43 F.3d 1480
UNITED STATES of America, Plaintiff-Appellee,
Richard K. LUDDEN, II, Defendant-Appellant.
United States Court of Appeals, Ninth Circuit.
Submitted Dec. 6, 1994.*
Decided Dec. 14, 1994.
NOTICE: Ninth Circuit Rule 36-3 provides that dispositions other than opinions or orders designated for publication are not precedential and should not be cited except when relevant under the doctrines of law of the case, res judicata, or collateral estoppel.
Before: D.W. NELSON, HALL and TROTT, Circuit Judges.
Richard K. Ludden, II appeals the district court's revocation of his supervised release and imposition of a two-year sentence of imprisonment following his admission that he had violated two conditions of his release. Ludden contends that the district court violated his due process rights by failing to advise him of the possible consequences of his admissions. We have jurisdiction under 28 U.S.C. Sec. 1291, and we affirm.
We review issues of law de novo. United States v. McConney, 728 F.2d 1195, 1201 (9th Cir.), cert. denied, 469 U.S. 824 (1984).
A defendant charged with a probation violation is entitled to notice of the violations, disclosure of the evidence against him, an opportunity to present and confront witnesses, and representation by counsel. Fed.R.Crim.P. 32.1; Gagnon v. Scarpelli, 411 U.S. 778, 782 (1973). Because a probation revocation hearing is not a stage of the criminal prosecution, due process does not require the court to advise the defendant as to the maximum or minimum punishment for a probation violation. United States v. Segal, 549 F.2d 1293, 1300 (9th Cir.), cert. denied, 431 U.S. 919 (1977); United States v. Hill, 548 F.2d 1380, 1380-81 (9th Cir.1977).
On June 18, 1993, Ludden began a six-year term of supervised release after completing a 50-month prison sentence. As part of his supervised release, Ludden agreed to refrain from the use and possession of any controlled substances, and to refrain from the use of alcohol.
On March 16, 1994, the district court issued a warrant for Ludden's arrest alleging that he had consumed amphetamines on three occasions during his supervised release. A Supplemental Probation Report was filed on March 31, 1994 alleging that Ludden consumed cocaine on one occasion, and consumed alcohol on one occasion while on supervised release.

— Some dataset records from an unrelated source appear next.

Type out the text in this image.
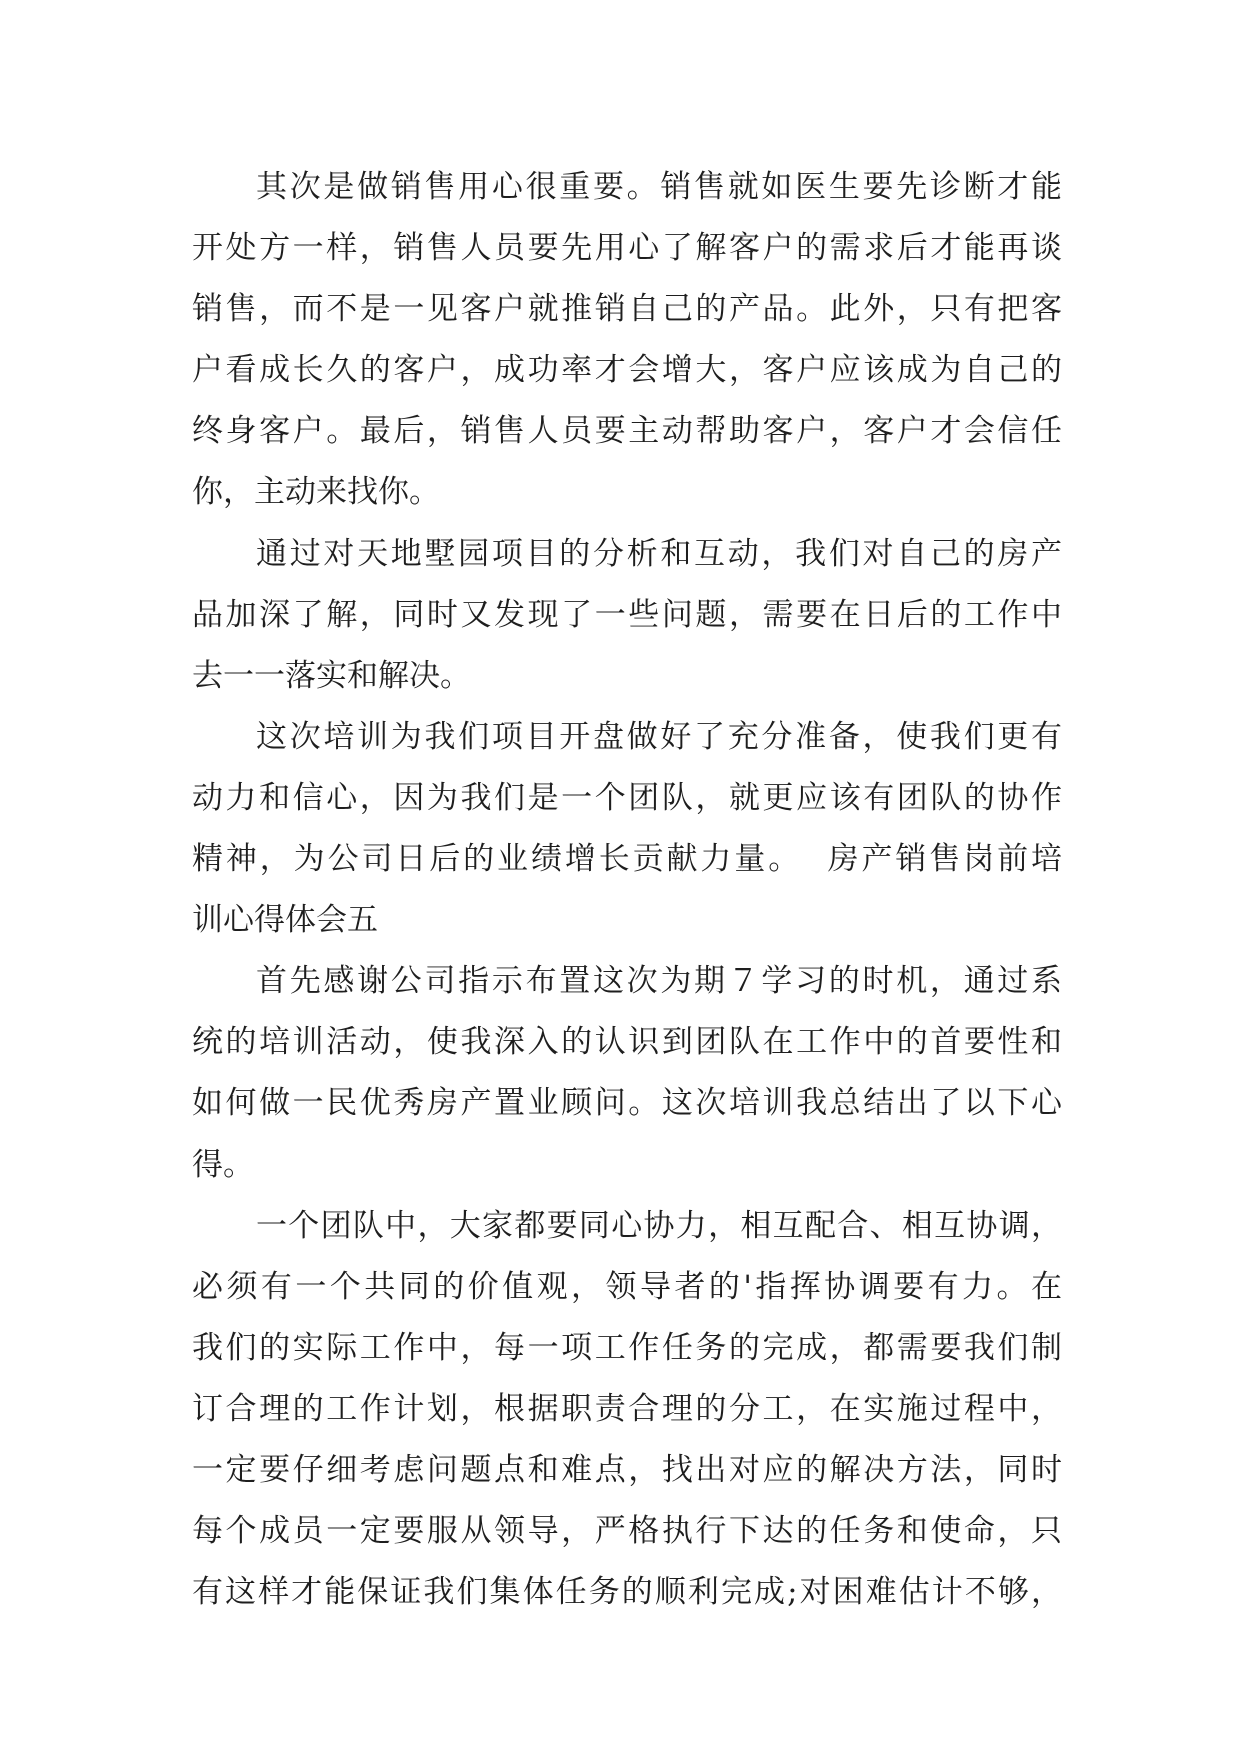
其次是做销售用心很重要。销售就如医生要先诊断才能
开处方一样，销售人员要先用心了解客户的需求后才能再谈
销售，而不是一见客户就推销自己的产品。此外，只有把客
户看成长久的客户，成功率才会增大，客户应该成为自己的
终身客户。最后，销售人员要主动帮助客户，客户才会信任
你，主动来找你。
通过对天地墅园项目的分析和互动，我们对自己的房产
品加深了解，同时又发现了一些问题，需要在日后的工作中
去一一落实和解决。
这次培训为我们项目开盘做好了充分准备，使我们更有
动力和信心，因为我们是一个团队，就更应该有团队的协作
精神，为公司日后的业绩增长贡献力量。  房产销售岗前培
训心得体会五
首先感谢公司指示布置这次为期７学习的时机，通过系
统的培训活动，使我深入的认识到团队在工作中的首要性和
如何做一民优秀房产置业顾问。这次培训我总结出了以下心
得。
一个团队中，大家都要同心协力，相互配合、相互协调，
必须有一个共同的价值观，领导者的'指挥协调要有力。在
我们的实际工作中，每一项工作任务的完成，都需要我们制
订合理的工作计划，根据职责合理的分工，在实施过程中，
一定要仔细考虑问题点和难点，找出对应的解决方法，同时
每个成员一定要服从领导，严格执行下达的任务和使命，只
有这样才能保证我们集体任务的顺利完成;对困难估计不够，
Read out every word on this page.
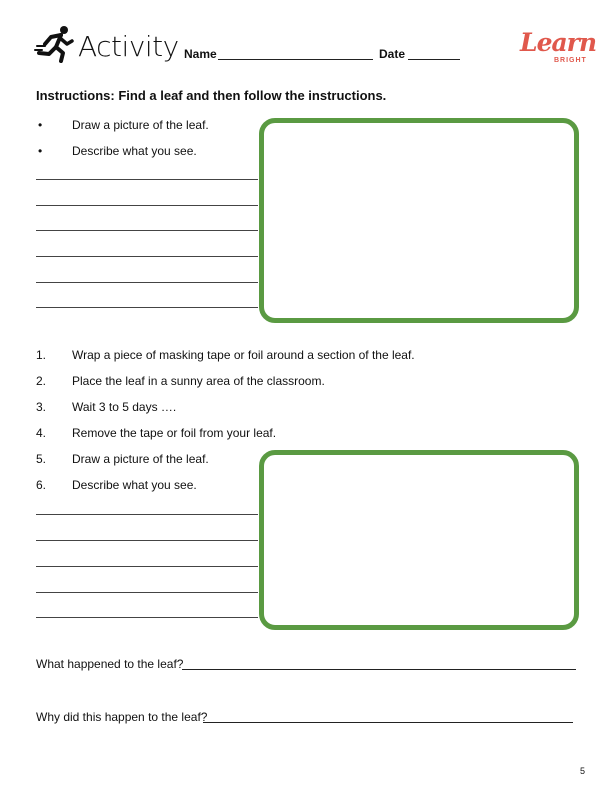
Activity Name	Date	Learn
BRIGHT
Instructions: Find a leaf and then follow the instructions.
• Draw a picture of the leaf.
• Describe what you see.
1. Wrap a piece of masking tape or foil around a section of the leaf.
2. Place the leaf in a sunny area of the classroom.
3. Wait 3 to 5 days ….
4. Remove the tape or foil from your leaf.
5. Draw a picture of the leaf.
6. Describe what you see.
What happened to the leaf?
Why did this happen to the leaf?
5
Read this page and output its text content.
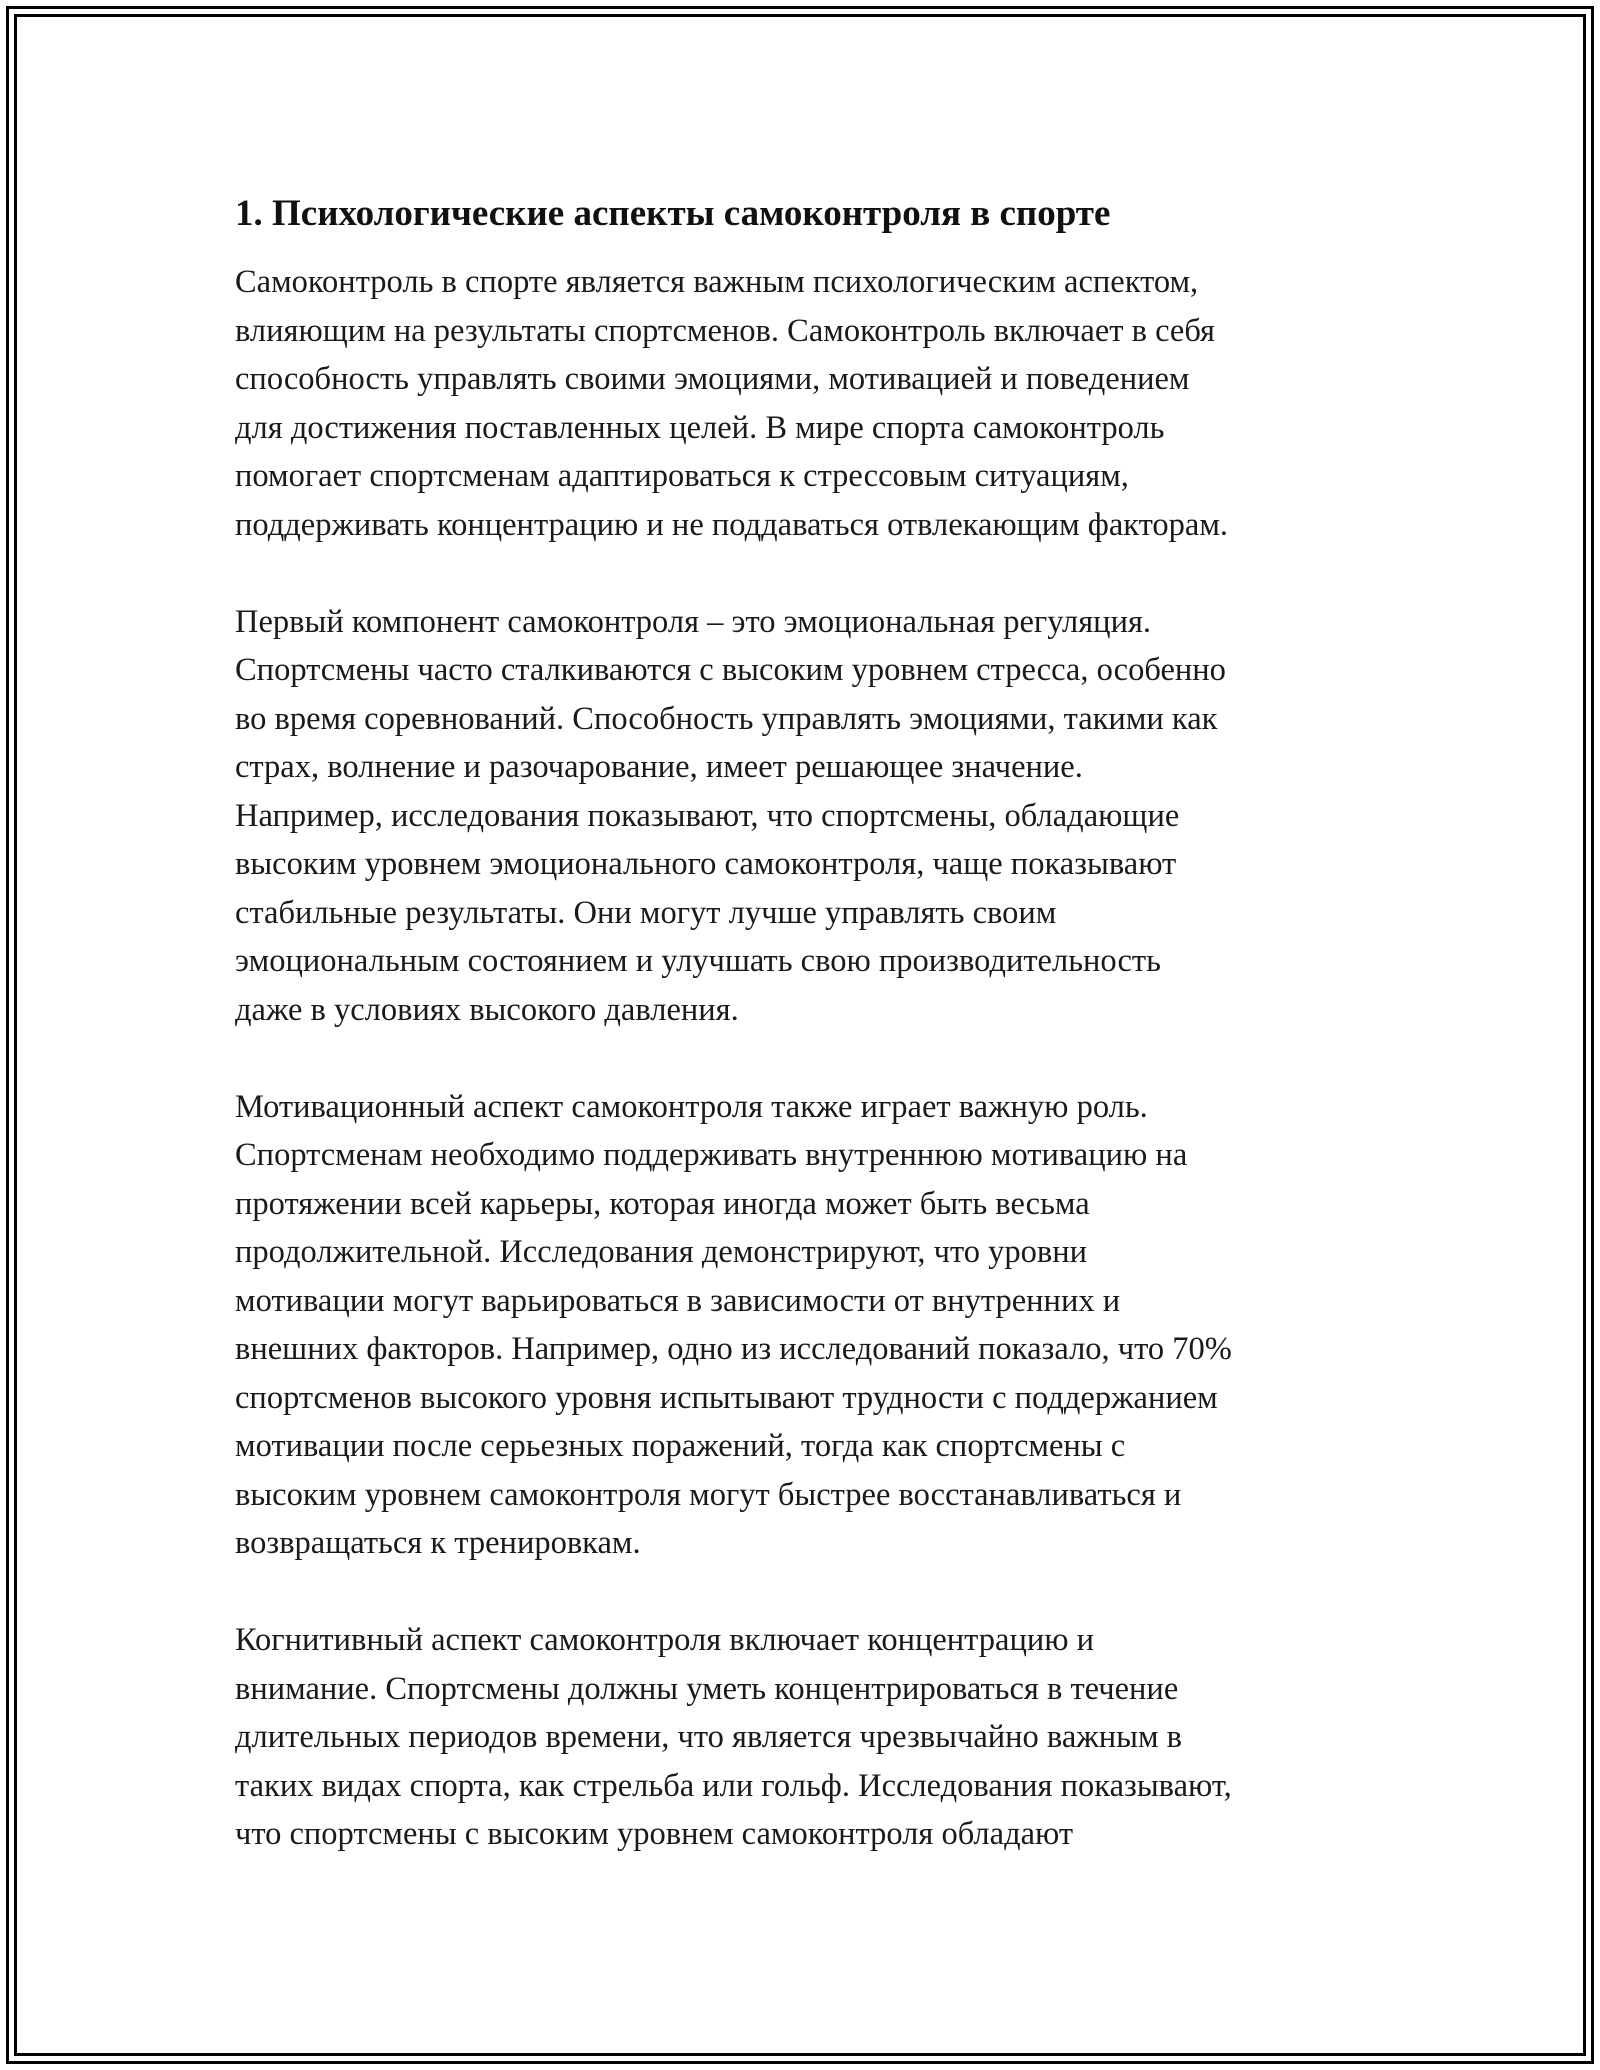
1. Психологические аспекты самоконтроля в спорте
Самоконтроль в спорте является важным психологическим аспектом,
влияющим на результаты спортсменов. Самоконтроль включает в себя
способность управлять своими эмоциями, мотивацией и поведением
для достижения поставленных целей. В мире спорта самоконтроль
помогает спортсменам адаптироваться к стрессовым ситуациям,
поддерживать концентрацию и не поддаваться отвлекающим факторам.
Первый компонент самоконтроля – это эмоциональная регуляция.
Спортсмены часто сталкиваются с высоким уровнем стресса, особенно
во время соревнований. Способность управлять эмоциями, такими как
страх, волнение и разочарование, имеет решающее значение.
Например, исследования показывают, что спортсмены, обладающие
высоким уровнем эмоционального самоконтроля, чаще показывают
стабильные результаты. Они могут лучше управлять своим
эмоциональным состоянием и улучшать свою производительность
даже в условиях высокого давления.
Мотивационный аспект самоконтроля также играет важную роль.
Спортсменам необходимо поддерживать внутреннюю мотивацию на
протяжении всей карьеры, которая иногда может быть весьма
продолжительной. Исследования демонстрируют, что уровни
мотивации могут варьироваться в зависимости от внутренних и
внешних факторов. Например, одно из исследований показало, что 70%
спортсменов высокого уровня испытывают трудности с поддержанием
мотивации после серьезных поражений, тогда как спортсмены с
высоким уровнем самоконтроля могут быстрее восстанавливаться и
возвращаться к тренировкам.
Когнитивный аспект самоконтроля включает концентрацию и
внимание. Спортсмены должны уметь концентрироваться в течение
длительных периодов времени, что является чрезвычайно важным в
таких видах спорта, как стрельба или гольф. Исследования показывают,
что спортсмены с высоким уровнем самоконтроля обладают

With the assistance of counsel, Ludden submitted a sentencing memorandum on April 7, 1994, admitting that he had consumed amphetamines on two occasions and had consumed alcohol on one occasion while on supervised release. At his violation hearing on April 8, 1994, the court accepted Ludden's admissions, and found that he had violated the conditions of his supervised release. The district court revoked Ludden's supervised release and sentenced him to two years imprisonment pursuant to 18 U.S.C. Sec. 3583(g).
The district court was under no obligation to apprise Ludden of the possibility of a two-year sentence for his supervised release violations. Thus, Ludden's claim that the district court violated his due process rights by failing to advise him of the consequential punishment for admitting supervised release violations lacks merit. See Fed.R.Crim.P. 32.1; Gagnon, 411 U.S. at 782; Segal, 549 F.2d at 1300; Hill, 548 F.2d at 1381.